L’histoire du morceau reggae le plus samplé de tous les temps.
Chaque semaine, le Néo Géo de Bintou Simporé vous propose de réécouter ou de découvrir une chanson emblématique de l’histoire des musiques actuelles : c’est le Classico de Néo Géo. Cette semaine : « Bam Bam » de Sister Nancy, présenté par le DJ et chroniqueur Judah Roger, au moment où la Jamaïque pose sa candidature pour inscrire le reggae au patrimoine immatériel de l’Unesco.
La magie d’une chanson, outre la joie qu’elle procure à son auditeur, réside dans le fait qu’elle traverse les âges en se nourrissant de chaque époque pour rester d’actualité. Celle dont nous allons parler aujourd’hui puise son inspiration en 1966, sur l’île de la Jamaïque, pour traverser époques et continents jusqu’en 2018. En 1982, Sista Nancy sort le titre « Bam Bam », c’est alors une apprentie chanteuse, qui suit dans l’ombre les traces de son frère ainé plus connu : le susnommé Brigadier Jerry.

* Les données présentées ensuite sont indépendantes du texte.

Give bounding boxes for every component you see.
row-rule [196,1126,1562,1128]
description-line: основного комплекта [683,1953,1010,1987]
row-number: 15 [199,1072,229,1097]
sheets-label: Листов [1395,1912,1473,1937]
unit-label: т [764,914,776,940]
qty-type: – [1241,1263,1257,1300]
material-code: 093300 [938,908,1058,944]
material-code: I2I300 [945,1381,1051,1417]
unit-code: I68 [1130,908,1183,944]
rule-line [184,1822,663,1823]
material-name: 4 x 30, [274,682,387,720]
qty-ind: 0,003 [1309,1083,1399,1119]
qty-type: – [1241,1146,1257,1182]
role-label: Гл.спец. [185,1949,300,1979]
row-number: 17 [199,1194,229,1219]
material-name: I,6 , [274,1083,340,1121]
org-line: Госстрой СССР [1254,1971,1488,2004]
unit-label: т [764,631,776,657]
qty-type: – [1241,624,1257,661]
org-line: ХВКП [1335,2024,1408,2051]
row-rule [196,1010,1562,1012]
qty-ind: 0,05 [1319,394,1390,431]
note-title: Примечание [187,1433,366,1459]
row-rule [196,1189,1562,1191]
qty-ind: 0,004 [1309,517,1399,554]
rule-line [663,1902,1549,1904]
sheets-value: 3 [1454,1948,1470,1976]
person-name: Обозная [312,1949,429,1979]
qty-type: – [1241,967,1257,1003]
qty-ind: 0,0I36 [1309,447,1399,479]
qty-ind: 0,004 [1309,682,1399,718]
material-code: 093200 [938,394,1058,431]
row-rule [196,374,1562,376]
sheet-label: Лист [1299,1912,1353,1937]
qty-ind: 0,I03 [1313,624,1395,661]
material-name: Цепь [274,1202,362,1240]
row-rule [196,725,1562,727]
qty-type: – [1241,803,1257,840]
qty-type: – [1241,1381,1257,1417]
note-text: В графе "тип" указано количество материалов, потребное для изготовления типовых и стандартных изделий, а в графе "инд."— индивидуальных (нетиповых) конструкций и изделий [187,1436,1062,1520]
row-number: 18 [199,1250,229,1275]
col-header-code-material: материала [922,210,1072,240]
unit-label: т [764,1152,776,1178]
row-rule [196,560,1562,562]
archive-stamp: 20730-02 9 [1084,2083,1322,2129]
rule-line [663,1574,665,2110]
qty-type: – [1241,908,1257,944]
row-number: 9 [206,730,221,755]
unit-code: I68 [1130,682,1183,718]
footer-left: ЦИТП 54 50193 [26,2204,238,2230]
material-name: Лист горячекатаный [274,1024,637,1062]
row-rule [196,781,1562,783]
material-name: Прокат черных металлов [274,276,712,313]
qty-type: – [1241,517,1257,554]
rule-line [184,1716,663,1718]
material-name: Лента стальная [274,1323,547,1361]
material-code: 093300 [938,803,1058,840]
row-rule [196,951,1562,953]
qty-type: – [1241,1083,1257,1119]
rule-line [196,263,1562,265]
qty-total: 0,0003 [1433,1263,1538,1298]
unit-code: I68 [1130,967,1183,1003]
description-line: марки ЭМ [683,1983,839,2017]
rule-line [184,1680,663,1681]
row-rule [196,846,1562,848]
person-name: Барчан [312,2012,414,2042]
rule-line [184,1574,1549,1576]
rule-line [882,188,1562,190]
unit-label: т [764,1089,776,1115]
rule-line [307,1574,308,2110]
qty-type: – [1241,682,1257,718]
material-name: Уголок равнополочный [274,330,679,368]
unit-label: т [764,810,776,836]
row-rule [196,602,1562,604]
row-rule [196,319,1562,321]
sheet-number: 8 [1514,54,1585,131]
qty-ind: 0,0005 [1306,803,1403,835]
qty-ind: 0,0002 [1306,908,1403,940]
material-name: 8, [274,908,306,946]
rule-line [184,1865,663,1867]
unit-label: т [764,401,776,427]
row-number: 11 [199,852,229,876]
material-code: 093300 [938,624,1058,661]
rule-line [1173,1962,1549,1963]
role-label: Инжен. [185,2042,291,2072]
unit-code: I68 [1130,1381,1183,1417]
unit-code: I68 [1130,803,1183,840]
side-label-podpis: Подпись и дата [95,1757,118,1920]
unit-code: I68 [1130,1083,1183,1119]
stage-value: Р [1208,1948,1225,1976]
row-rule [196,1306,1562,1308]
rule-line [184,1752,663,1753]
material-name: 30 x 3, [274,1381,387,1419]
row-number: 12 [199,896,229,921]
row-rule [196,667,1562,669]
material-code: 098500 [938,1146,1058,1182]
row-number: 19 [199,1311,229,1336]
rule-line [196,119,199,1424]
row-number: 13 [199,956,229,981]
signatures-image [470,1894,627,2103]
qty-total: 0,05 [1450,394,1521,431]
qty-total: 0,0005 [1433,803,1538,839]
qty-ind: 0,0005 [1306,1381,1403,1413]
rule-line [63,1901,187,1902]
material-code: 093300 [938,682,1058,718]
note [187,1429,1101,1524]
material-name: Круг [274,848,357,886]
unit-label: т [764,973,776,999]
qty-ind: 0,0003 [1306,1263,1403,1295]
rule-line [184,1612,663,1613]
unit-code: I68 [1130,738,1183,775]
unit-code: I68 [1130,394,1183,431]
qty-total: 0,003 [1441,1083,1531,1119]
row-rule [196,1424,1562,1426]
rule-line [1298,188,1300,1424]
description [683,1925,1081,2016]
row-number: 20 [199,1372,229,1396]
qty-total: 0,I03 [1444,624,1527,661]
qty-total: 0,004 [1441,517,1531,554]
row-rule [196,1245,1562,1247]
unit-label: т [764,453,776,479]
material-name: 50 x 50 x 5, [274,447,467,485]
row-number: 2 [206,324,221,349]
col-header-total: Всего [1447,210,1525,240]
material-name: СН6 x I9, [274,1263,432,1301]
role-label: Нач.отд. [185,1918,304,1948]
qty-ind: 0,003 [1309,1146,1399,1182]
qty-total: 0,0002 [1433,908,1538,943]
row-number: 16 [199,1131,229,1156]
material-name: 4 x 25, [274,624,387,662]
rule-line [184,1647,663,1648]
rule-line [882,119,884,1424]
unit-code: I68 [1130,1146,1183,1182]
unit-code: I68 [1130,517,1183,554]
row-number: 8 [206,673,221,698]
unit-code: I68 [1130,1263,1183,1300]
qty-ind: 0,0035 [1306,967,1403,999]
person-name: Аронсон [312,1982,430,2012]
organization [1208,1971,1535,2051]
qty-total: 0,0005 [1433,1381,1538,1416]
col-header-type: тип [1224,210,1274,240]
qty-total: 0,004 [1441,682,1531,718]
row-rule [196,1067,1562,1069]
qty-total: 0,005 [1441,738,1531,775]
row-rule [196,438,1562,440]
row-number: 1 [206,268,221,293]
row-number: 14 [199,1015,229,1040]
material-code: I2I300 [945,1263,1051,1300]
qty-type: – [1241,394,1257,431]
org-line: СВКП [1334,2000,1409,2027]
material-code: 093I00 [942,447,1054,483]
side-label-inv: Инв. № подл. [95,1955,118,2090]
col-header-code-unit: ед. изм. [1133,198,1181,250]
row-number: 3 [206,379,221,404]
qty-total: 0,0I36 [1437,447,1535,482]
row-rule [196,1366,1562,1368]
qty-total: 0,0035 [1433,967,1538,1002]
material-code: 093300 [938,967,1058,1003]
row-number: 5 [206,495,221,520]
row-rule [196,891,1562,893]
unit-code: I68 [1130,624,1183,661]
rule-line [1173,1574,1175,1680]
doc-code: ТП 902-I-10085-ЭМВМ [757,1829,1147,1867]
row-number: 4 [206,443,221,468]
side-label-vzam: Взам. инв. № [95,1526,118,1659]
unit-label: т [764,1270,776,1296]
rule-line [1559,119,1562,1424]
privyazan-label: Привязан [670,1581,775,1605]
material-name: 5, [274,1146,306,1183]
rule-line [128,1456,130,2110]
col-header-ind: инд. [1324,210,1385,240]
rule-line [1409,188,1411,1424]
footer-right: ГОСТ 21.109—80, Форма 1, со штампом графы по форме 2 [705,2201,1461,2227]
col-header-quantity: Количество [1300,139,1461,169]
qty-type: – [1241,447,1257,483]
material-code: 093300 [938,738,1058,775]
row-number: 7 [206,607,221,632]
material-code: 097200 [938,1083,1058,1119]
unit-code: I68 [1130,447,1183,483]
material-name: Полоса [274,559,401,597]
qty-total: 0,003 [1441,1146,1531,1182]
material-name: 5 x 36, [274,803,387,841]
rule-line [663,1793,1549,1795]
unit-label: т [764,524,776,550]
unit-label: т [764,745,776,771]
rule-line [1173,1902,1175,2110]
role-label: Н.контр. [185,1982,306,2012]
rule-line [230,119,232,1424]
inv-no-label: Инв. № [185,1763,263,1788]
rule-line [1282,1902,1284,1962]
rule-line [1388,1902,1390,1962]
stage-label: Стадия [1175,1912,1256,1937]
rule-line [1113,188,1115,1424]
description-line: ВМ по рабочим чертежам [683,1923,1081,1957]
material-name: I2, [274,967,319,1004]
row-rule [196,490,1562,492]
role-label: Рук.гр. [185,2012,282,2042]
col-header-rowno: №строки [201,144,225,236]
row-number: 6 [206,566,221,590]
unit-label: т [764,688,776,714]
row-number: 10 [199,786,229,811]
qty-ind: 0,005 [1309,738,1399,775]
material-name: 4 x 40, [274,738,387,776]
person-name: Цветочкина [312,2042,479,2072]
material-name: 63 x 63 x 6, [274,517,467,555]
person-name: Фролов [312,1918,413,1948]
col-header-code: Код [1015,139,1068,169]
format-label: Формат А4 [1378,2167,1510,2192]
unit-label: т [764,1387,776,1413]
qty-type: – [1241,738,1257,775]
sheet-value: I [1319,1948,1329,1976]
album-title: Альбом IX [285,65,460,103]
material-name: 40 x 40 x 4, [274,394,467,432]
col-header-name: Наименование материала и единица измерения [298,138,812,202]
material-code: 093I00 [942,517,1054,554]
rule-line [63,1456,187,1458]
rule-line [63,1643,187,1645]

Elle est adepte du DJ style (rien à voir avec nos disc-jockeys, c’est plutôt les premiers balbutiements du rap, quelqu’un qui rap/toaste ou parle et qui donc ne chante pas) sur une version instrumentale. Elle s’entraîne donc en cachette, aiguisant son flow sous la douche et s’inspire pour son refrain du morceau éponyme de Toots and the Maytals, produit à l’époque par Byron Lee, accompagné des Dragonaires son groupe attitré.
« Bam Bam », hymne féministe
« Bam Bam » ou « What a bam bam », c’est une expression idiomatique du patois jamaïcain qui met en garde l’auditeur quant aux problèmes qu’il pourrait récolter s’il cherche des poux à qui que soit. En l’occurrence ici, la jeune Nancy. Laissons les poux et revenons à nos moutons et à l’année 82, le refrain est agrémenté de paroles auto-promotionnelles vantant les mérites de la meilleure femme DJ (elle est précurseuse de ce mouvement). Le titre devient surtout un hymne de la condition féminine sur l’île.
La Jamaïque, petite île de la Caraïbe, bien que société matriarcale, est quand même bien pourvue niveau machos au mètre carré, sans doute un reste de l’époque flibustière où elle servait de repère à nombre de pirates Et la piraterie, Sista Nancy en aura souffert toute sa vie, car malgré le succès de la chanson, c’ est son producteur Winston Riley qui rafle la mise. La faute sans doute à l ‘imbroglio du music business jamaïcain souvent lié à des mafias politiques, ce qui n’empêche pas Nancy de faire carrière et de partir vivre aux États-Unis.
En Amérique, c’est bien connu, tout est plus grand. C’est donc sans vergogne que son morceau « Bam Bam » sera allègrement samplé par pléthore de producteurs hip-hop (Pete Rock pour n’en citer qu’un). Bien évidemment sans son consentement.
Le morceau reggae le plus samplé de tous les temps ?
Le Billboard le qualifie d’ailleurs de prétendant sérieux au titre de morceau reggae le plus samplé de tous les temps, bien que labellisé par la BBC « hymne reggae mondial », un peu le patrimoine de l’Unesco in fine.
Nul n’est prophète en son pays, et pour Nancy, migrer sous la bannière étoilée n’a pas pour autant fait apparaître sa bonne étoile. Il faudra attendre 2014 pour que sa fille intente une action en justice et pointe du doigt l’utilisation de « Bam Bam » dans une pub Reebok pour qu’on lui reconnaisse certains droits (exactement 50% sur la propriété intellectuelle) et dix ans d’arriérés de royalties. Bien peu au final pour une oeuvre pillée pendant plus de trente ans, visiblement il est très difficile au pays de l’oncle Sam à l’instar de la Jamaïque, quand on est une femme de faire valoir une quelconque parité.
2018. Après quarante ans de carrière, Nancy peut enfin vivre de sa musique et parcourir le monde micro en main pour délivrer sa verve intacte. L’été dernier le morceau est re-samplé pour la énième fois par Jay Z , ce ponte du hip-hop moderne s’associe pour ce faire à Damian Marley un des fils du plus fameux ambassadeurs des Indes de l’ouest, de manière tout a fait légale cette fois-ci : la boucle (c’est la traduction française du sample) est donc bouclée, ça ne s’invente pas !
Il résonne même actuellement dans tous les clubs d’Afrique grâce à l’artiste afrobeat Timaya et sa version inspirée et non samplée « Bam Bam ». Pour Nancy son titre le plus connu aura été celui qui lui a coûté très cher : « what a bam bam » !!!
Une chronique issu du Néo Géo du dimanche 25 octobre.